Wie Sie alle wissen, bin ich auch Gewerkschafter, und wie Sie sich vorstellen können, ist die Tarifautonomie aus meiner Sicht ein hohes Gut, das es zu schützen gilt in der Bundesrepublik Deutschland. Aber trotzdem ist es möglich, die Tarifautonomie und den Schutz der Tarifautonomie zu verknüpfen mit einer Regelung zu einem gesetzlichen Mindestlohn. Wenn die Arbeitsgruppe und wenn am Ende der Thüringer Landtag unserem Modell folgen würden, dann würde sich beides miteinander verbinden und sich beides miteinander vereinen lassen, weil zum einem die Tarifautonomie in der Bundesrepublik mit unserem Gesetzentwurf geachtet wird und zum anderen die Tarifpartner - nämlich die Spitzenverbände der jeweiligen Tarifparteien - im Rahmen einer Lohnfindungskommission beteiligt werden sol
len und müssen, um eine gesetzliche Lohnuntergrenze, einen gesetzlich verbindlichen Mindestlohn zu definieren. Das schließt sich nicht gegeneinander aus, sondern wir müssen hier neue Wege gehen, die wir in den letzten Jahrzehnten in der Bundesrepublik so nicht gewohnt waren. Aber die objektiven Bedingungen zwingen uns dazu. Deshalb wird an dieser Frage kein Weg vorbeigehen. Herzlichen Dank.

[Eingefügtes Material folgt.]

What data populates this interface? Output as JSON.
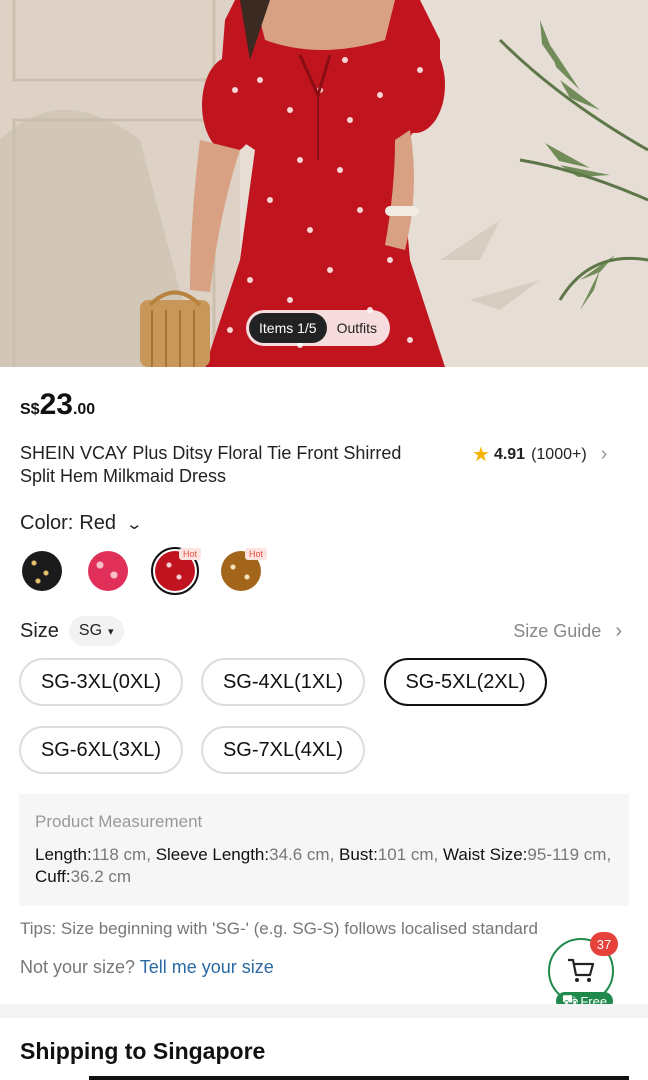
{
  "gallery": {
    "items_label": "Items 1/5",
    "outfits_label": "Outfits"
  },
  "price": {
    "currency": "S$",
    "integer": "23",
    "decimal": ".00"
  },
  "product": {
    "title": "SHEIN VCAY Plus Ditsy Floral Tie Front Shirred Split Hem Milkmaid Dress",
    "rating": "4.91",
    "review_count": "(1000+)"
  },
  "color": {
    "label": "Color:",
    "value": "Red",
    "hot_label": "Hot",
    "swatches": [
      {
        "color": "#1b1b1b",
        "accent": "#e9c36a",
        "hot": false,
        "selected": false
      },
      {
        "color": "#e0305a",
        "accent": "#f7c0c9",
        "hot": false,
        "selected": false
      },
      {
        "color": "#c1121f",
        "accent": "#f4d4d4",
        "hot": true,
        "selected": true
      },
      {
        "color": "#a2651a",
        "accent": "#f3e2c0",
        "hot": true,
        "selected": false
      }
    ]
  },
  "size": {
    "label": "Size",
    "region": "SG",
    "guide_label": "Size Guide",
    "options": [
      "SG-3XL(0XL)",
      "SG-4XL(1XL)",
      "SG-5XL(2XL)",
      "SG-6XL(3XL)",
      "SG-7XL(4XL)"
    ],
    "selected": "SG-5XL(2XL)"
  },
  "measurement": {
    "heading": "Product Measurement",
    "length_k": "Length:",
    "length_v": "118 cm,",
    "sleeve_k": "Sleeve Length:",
    "sleeve_v": "34.6 cm,",
    "bust_k": "Bust:",
    "bust_v": "101 cm,",
    "waist_k": "Waist Size:",
    "waist_v": "95-119 cm,",
    "cuff_k": "Cuff:",
    "cuff_v": "36.2 cm"
  },
  "tips": "Tips: Size beginning with 'SG-' (e.g. SG-S) follows localised standard",
  "not_your_size": {
    "prefix": "Not your size?",
    "link": "Tell me your size"
  },
  "cart": {
    "count": "37",
    "free_label": "Free"
  },
  "shipping_heading": "Shipping to Singapore"
}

Vielen Dank. Wir haben noch 2 Minuten Redezeit. Frau Abgeordnete Siegesmund hatte sich zu Wort gemeldet.
Die Suppe, die Sie sich gerade hier einbrockt haben, müssen Sie natürlich selber auslöffeln. Dazu muss man aber auch über den Tellerrand schauen. Der Tellerrand schließt in dem Moment ein, dass Sie sich tatsächlich auch einmal gefallen lassen, was es für Argumente aus anderen europäischen Ländern gibt.
Wir reden darüber sehr wohl, wohl wissend, nicht nur, in wie vielen Ländern es den Mindestlohn gibt, das ist wieder das quantitative Argument der FDP. Sie argumentieren immer quantitativ, qualitativ ist Ihnen völlig egal.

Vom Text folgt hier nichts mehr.